Mediocres
siempre se refugian en el hecho inevitable de
la muerte. Se solazan en enunciar que en la tumba, todos somos iguales;
que allí, todos, mujeres, hombres, niños, niñas, viejos: ricos, pobres, sabios
e ignorantes somos iguales y al final, polvo. Ese hecho cierto y evidente, sin
embargo, no tiene aplicación ni sentido en la vida. Las cosas allí son
radicalmente diferentes; tanto que los mismos que se alegran por anticipado al
hecho igualitario en la muerte se quejan desesperadamente en la vida.
El
hecho inevitable de la muerte no inválida de manera alguna las diferencias en
la vida.

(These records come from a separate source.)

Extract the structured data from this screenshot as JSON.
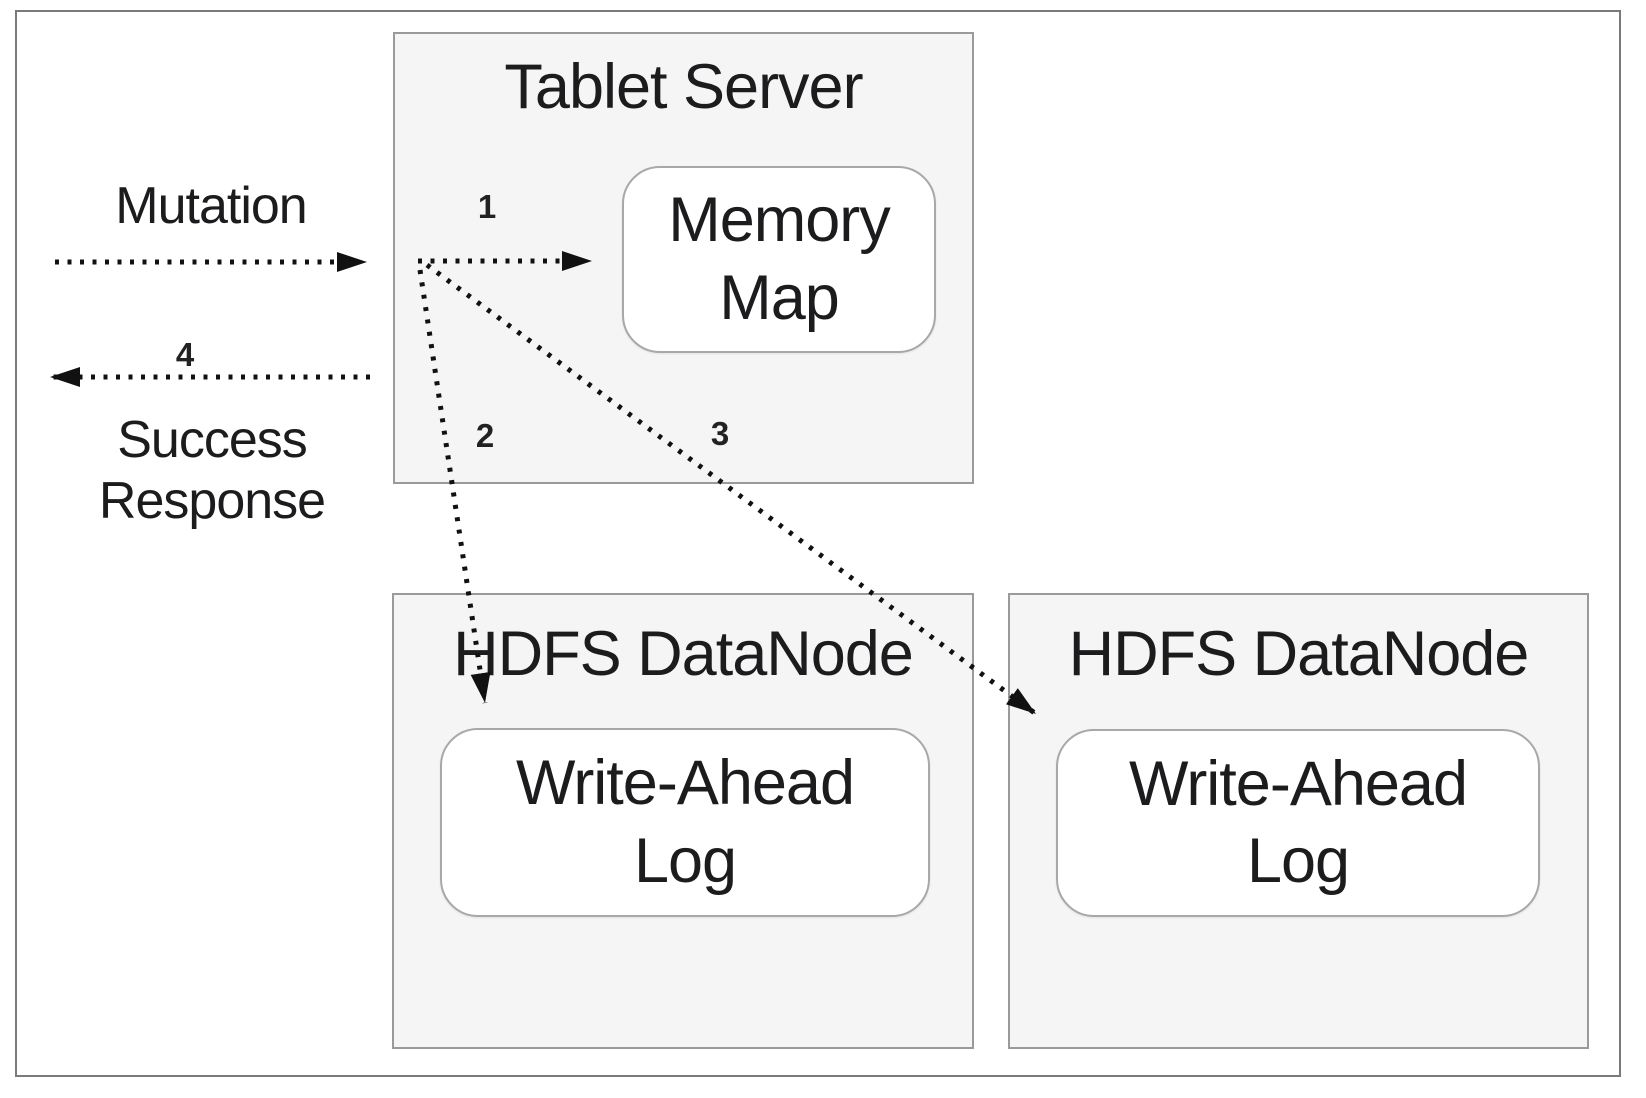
{
  "diagram": {
    "nodes": {
      "tablet_server": {
        "title": "Tablet Server",
        "memory_map": {
          "line1": "Memory",
          "line2": "Map"
        }
      },
      "datanode_left": {
        "title": "HDFS DataNode",
        "wal": {
          "line1": "Write-Ahead",
          "line2": "Log"
        }
      },
      "datanode_right": {
        "title": "HDFS DataNode",
        "wal": {
          "line1": "Write-Ahead",
          "line2": "Log"
        }
      }
    },
    "labels": {
      "mutation": "Mutation",
      "success": "Success",
      "response": "Response"
    },
    "steps": {
      "s1": "1",
      "s2": "2",
      "s3": "3",
      "s4": "4"
    }
  },
  "colors": {
    "node_fill": "#f5f5f5",
    "node_border": "#9a9a9a",
    "pill_fill": "#ffffff",
    "pill_border": "#a8a8a8",
    "arrow_color": "#111111",
    "text_color": "#1c1c1e",
    "frame_border": "#7a7a7a",
    "page_bg": "#ffffff"
  }
}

Aceptar que la muerte nos llegará a todos por igual no se aplica ni
siquiera en la valoración de una vida elevada por cualquiera de las cuales se
significa, tales como el valor, la belleza, la sabiduría u otras que la
humanidad pondera como buenas que, más allá de la existencia siguen siendo
valoradas positivamente.
Lo
anterior, me recuerda la frase chusca de cierto filosofo que al preguntársele
sobre la vida y la muerte, respondió que son lo mismo; al inquirírsele el por
qué, siendo lo mismo no se moría respondió que no ganaba ni pasaba cosa alguna
ya al ser lo mismo vivir o morir era irrelevante.
Ya
se sabe que se nace sin querer, se muere a contra voluntad pero hay en ese
lapso, entre el nacer y el morir, en donde se vive o por lo menos existe la
posibilidad de vivir bajo la voluntad propia y con la razón como ariete para
volverse singular, es decir, diferente.